Desviei do primeiro ataque dele. Raspei a faca em sua barriga, depois a enfiei no canto direito. Suas feridas se regeneraram rápido. Não daria certo aquele tipo de ataque. Tomei distância novamente antes que fosse acertado. Se tomasse outro golpe daquele braço gigantesco, sairia de lá mais do que só com algumas contusões. Olhei para o lado. Não consegui ver Nestor, ele deveria estar invisível. Não demorou e deu para perceber que ele levou um golpe do barbarian, bem no estômago, já que seu vômito saiu amarelado no ar. Ele foi arremessado longe e sua invisibilidade sumiu. Presumi que a besta conseguiu sentir seu cheiro, por causa do focinho monstruoso que tinha.
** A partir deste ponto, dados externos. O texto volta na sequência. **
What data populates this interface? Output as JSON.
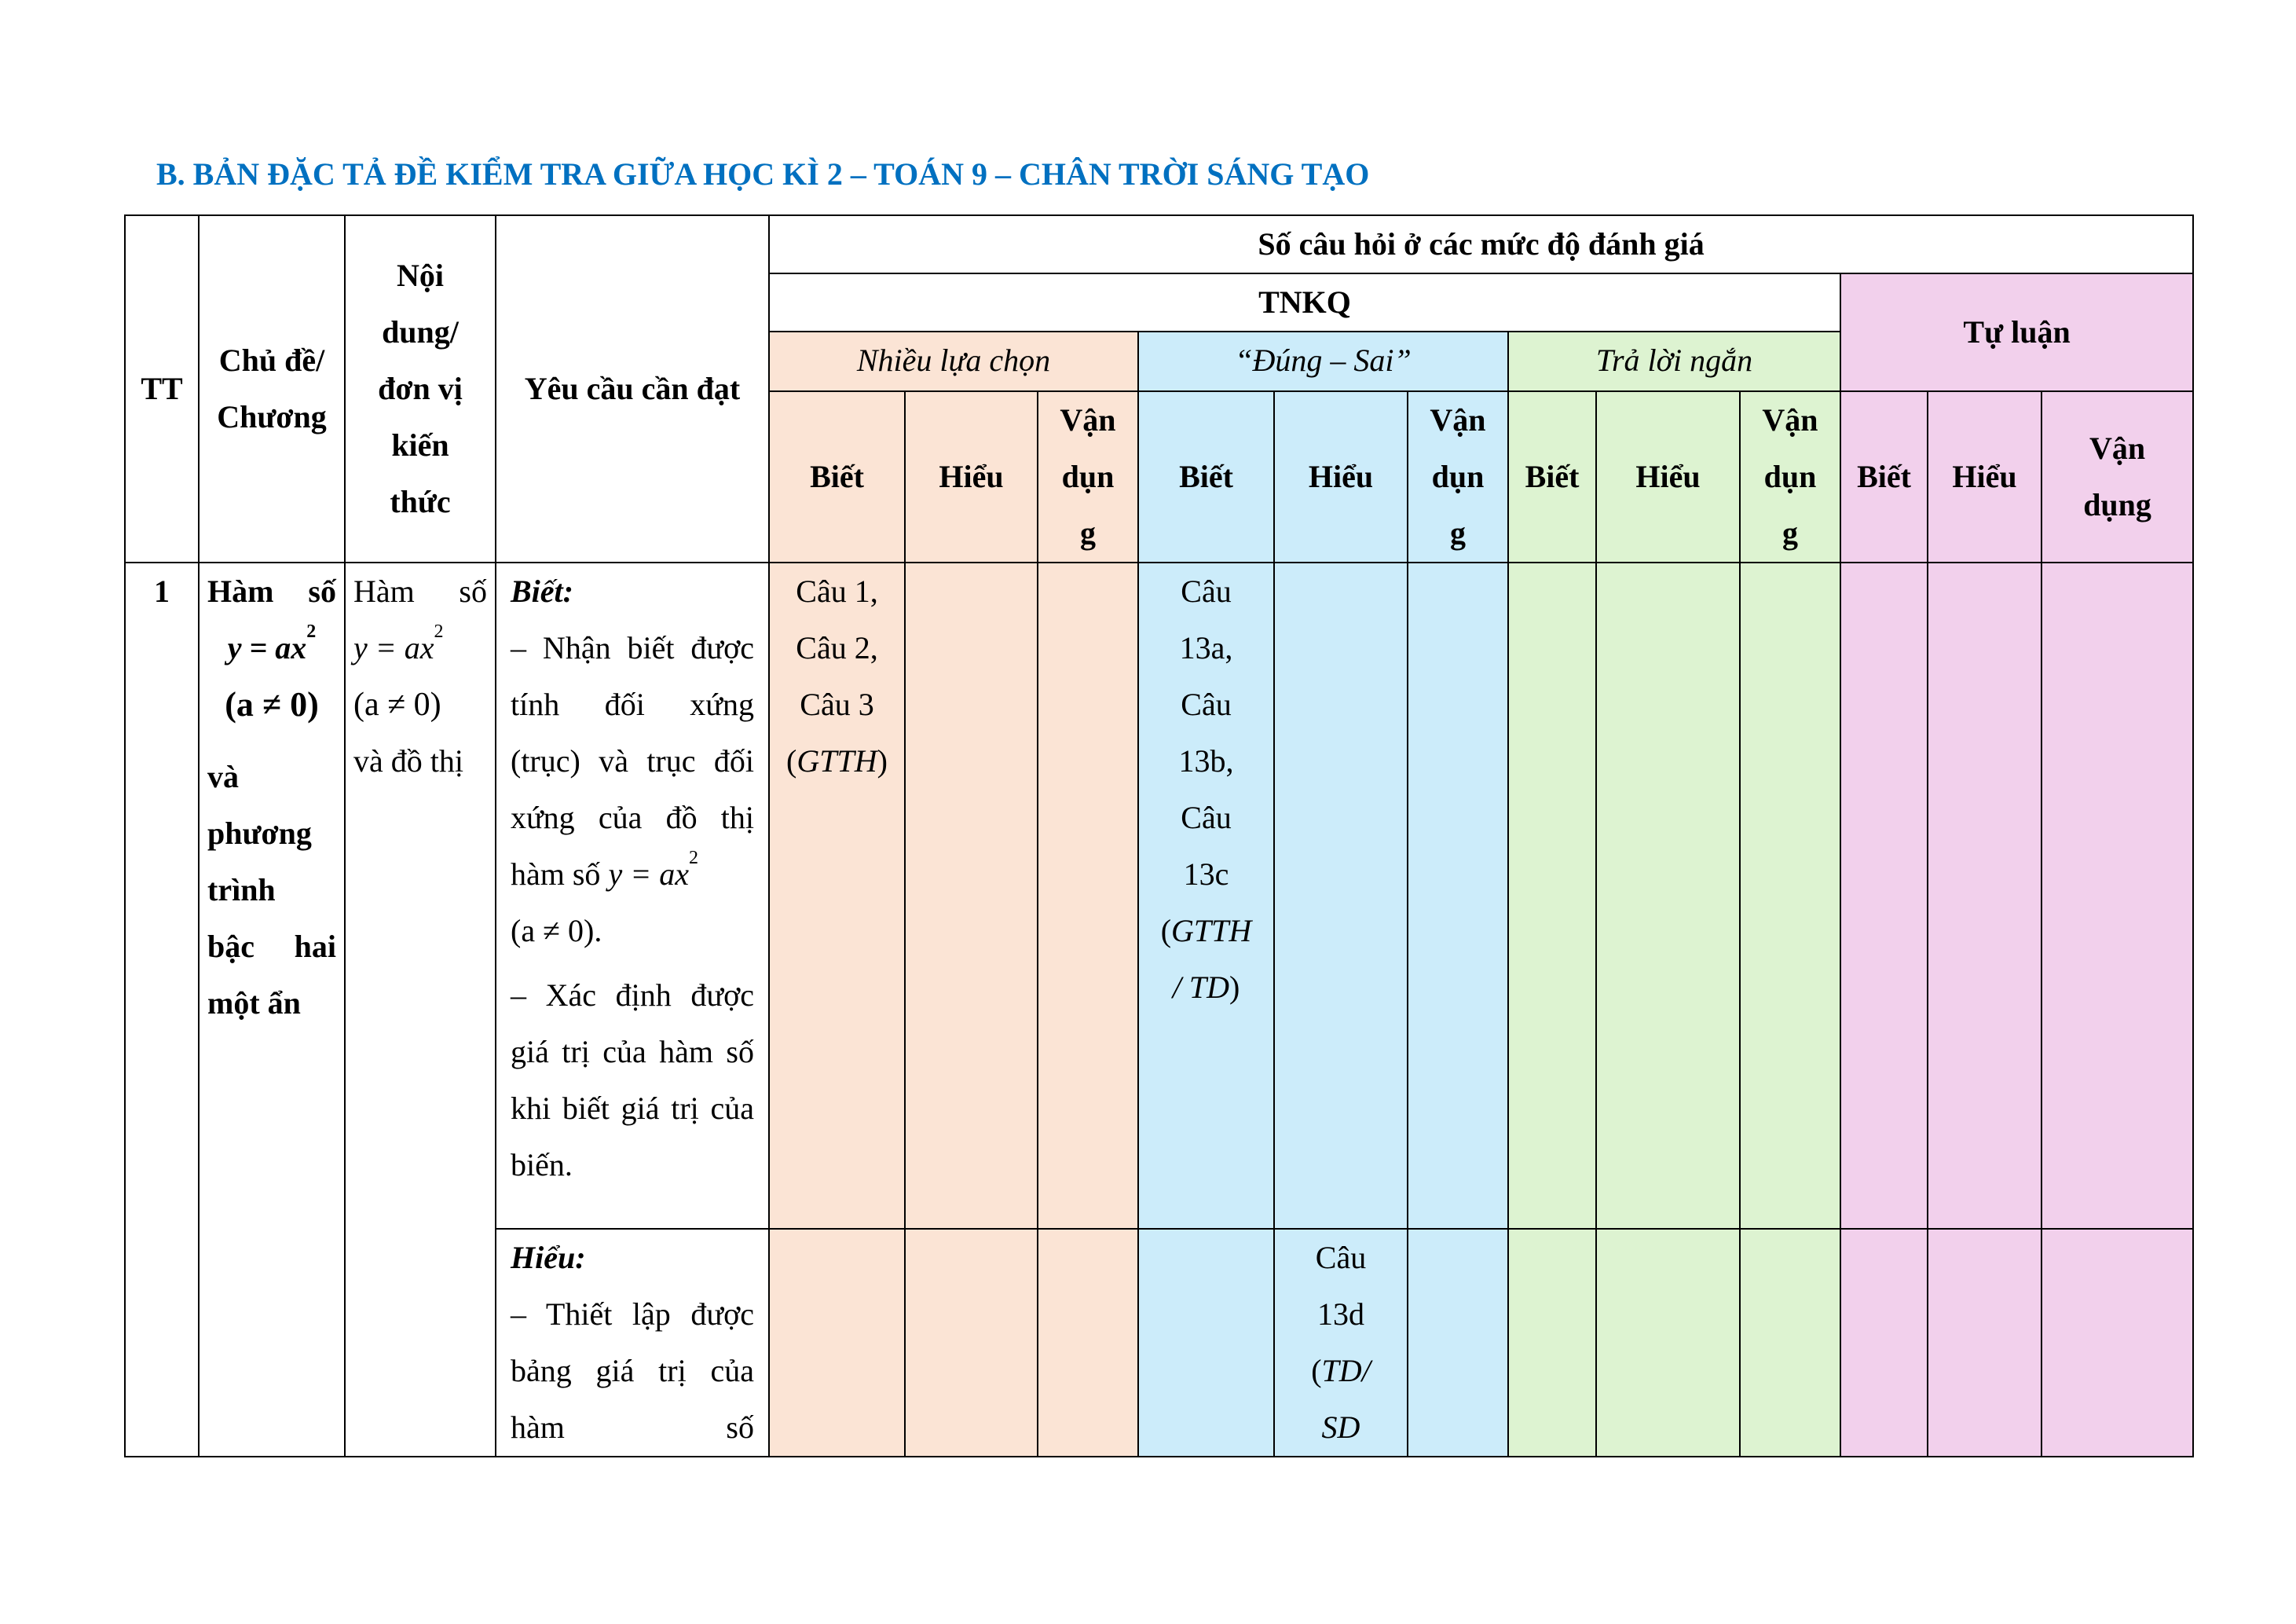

O monstro que eu lutava chegou mais perto. Desviei de seus ataques, mas não encontrei nenhuma abertura para dar uma boa investida. Demorei para me dar conta que estava retraindo meus passos para trás. No final, acabei esbarrando com Nestor novamente. O garoto parecia acabado. Seus cabelos estavam todos chacoalhados, os olhos angustiados em vermelho e a respiração não poderia estar mais ofegante. Ele caiu de joelhos no chão. Fraco e trêmulo, ameaçou levantar a mão. O repreendi:

 — Então é isso? Chegou até aqui para jogar tudo para o alto, imbecil? Vai voltar com cara de idiota para sua família?
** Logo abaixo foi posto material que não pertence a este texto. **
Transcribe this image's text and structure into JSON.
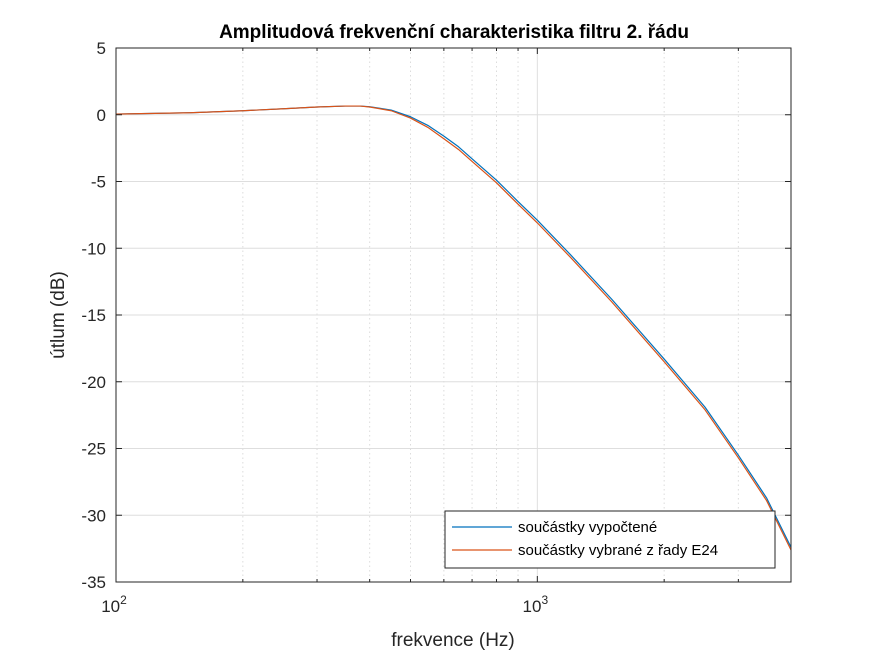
{
  "chart_data": {
    "type": "line",
    "title": "Amplitudová frekvenční charakteristika filtru 2. řádu",
    "xlabel": "frekvence (Hz)",
    "ylabel": "útlum (dB)",
    "x_scale": "log",
    "xlim": [
      100,
      4000
    ],
    "ylim": [
      -35,
      5
    ],
    "y_ticks": [
      5,
      0,
      -5,
      -10,
      -15,
      -20,
      -25,
      -30,
      -35
    ],
    "y_tick_labels": [
      "5",
      "0",
      "-5",
      "-10",
      "-15",
      "-20",
      "-25",
      "-30",
      "-35"
    ],
    "x_ticks": [
      {
        "value": 100,
        "base": "10",
        "exp": "2"
      },
      {
        "value": 1000,
        "base": "10",
        "exp": "3"
      }
    ],
    "grid": true,
    "legend_position": "bottom-right",
    "series": [
      {
        "name": "součástky vypočtené",
        "color": "#0072BD",
        "x": [
          100,
          150,
          200,
          250,
          300,
          350,
          380,
          400,
          450,
          500,
          550,
          600,
          650,
          700,
          800,
          900,
          1000,
          1200,
          1500,
          2000,
          2500,
          3000,
          3500,
          4000
        ],
        "y": [
          0.05,
          0.15,
          0.3,
          0.45,
          0.58,
          0.65,
          0.65,
          0.6,
          0.35,
          -0.15,
          -0.8,
          -1.6,
          -2.4,
          -3.3,
          -4.9,
          -6.5,
          -7.9,
          -10.5,
          -13.8,
          -18.3,
          -21.9,
          -25.5,
          -28.7,
          -32.4
        ]
      },
      {
        "name": "součástky vybrané z řady E24",
        "color": "#D95319",
        "x": [
          100,
          150,
          200,
          250,
          300,
          350,
          380,
          400,
          450,
          500,
          550,
          600,
          650,
          700,
          800,
          900,
          1000,
          1200,
          1500,
          2000,
          2500,
          3000,
          3500,
          4000
        ],
        "y": [
          0.05,
          0.15,
          0.3,
          0.45,
          0.58,
          0.65,
          0.65,
          0.58,
          0.3,
          -0.25,
          -0.95,
          -1.8,
          -2.6,
          -3.5,
          -5.1,
          -6.7,
          -8.1,
          -10.7,
          -14.0,
          -18.5,
          -22.1,
          -25.7,
          -28.9,
          -32.6
        ]
      }
    ]
  }
}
 — Eu tô cagando para minha família! — ele chorou — Só não quero morrer.

 Minha pena por ele sumiu. Senti desprezo.

 — Tudo bem então... Patético. — dei de costas e corri para atacar meu barbarian na abertura que tinha acabado de achar.

Consegui acertá-lo pela primeira vez no pescoço. O corte foi mais profundo e o monstro pareceu mais incomodado com ele. Além de ter notado uma coisa mais interessante ainda. Virei o rosto para trás e vi o garoto. Ele estava de pé. Aparentemente não desistiu. Corri até ele novamente. O olhei de canto. — Vamos vencê-los juntos, eu vou te ajudar, é uma promessa! — eu disse.

 — Me ajudar? Que eu me lembre não podemos interferir na luta do outro, ou nós dois seremos desclassificados.

 — Sim, eu sei. — pensei mais um pouco antes de prosseguir. Por um instante, senti medo de estar errado... — Mas, depois de falar isso, o inspetor mencionou que cada um deve lutar com seu próprio barbarian.

 — E o que tem a ver?

 — Eu não tenho certeza, mas, e se pudermos nos ajudar de outra forma, sem ser lutando diretamente com o barbarian do outro? No final das contas, eu acho que o objetivo do teste, seja exatamente para isso.

 — O quê? — Nestor arregalou os olhos.

 — A primeira coisa que a senhora Rhodes me disse, quando cheguei na comuna, é que éramos uma família. — O monstro se aproximou e nos atacou. Desviamos para a esquerda e nos escondemos entre algumas árvores. — Não faz sentido nós da comuna sermos uma família se não pudermos nos ajudar. — concluí.

 Ele pensou em silêncio.

 — Você acha que...

 — Eu não tenho certeza. Mas eu lembro que no exame final do meu treinamento, depois que consegui passar cortando a goiaba no meio, meu professor Tobias disse que: “seguir o caminho da justiça e fazer a coisa certa sempre estará acima de tudo. Mas não significa que não posso encontrar outros meios de atingir meus objetivos, meios que até podem parecer questionáveis, mas que não estão errados. Nesses casos, o importante é atingir o objetivo.” — encarei os olhos de Nestor. — nosso objetivo é passar. E, pelo que sei, não há nenhuma regra que impeça que eu te conte a principal fraqueza destes monstros, que acabei de descobrir. — apertamos nossas mãos. Sim, arriscaríamos essa jogada. Se eu estava errado ou não, que se dane, não daria para saber se não tentasse.

Tobias assistia-nos de longe. Apertava os olhos naquele pontinho em meio a floresta. Suas írises certamente brilhavam e ele deveria sorrir. E não, eu não precisava vê-lo para ter certeza disso.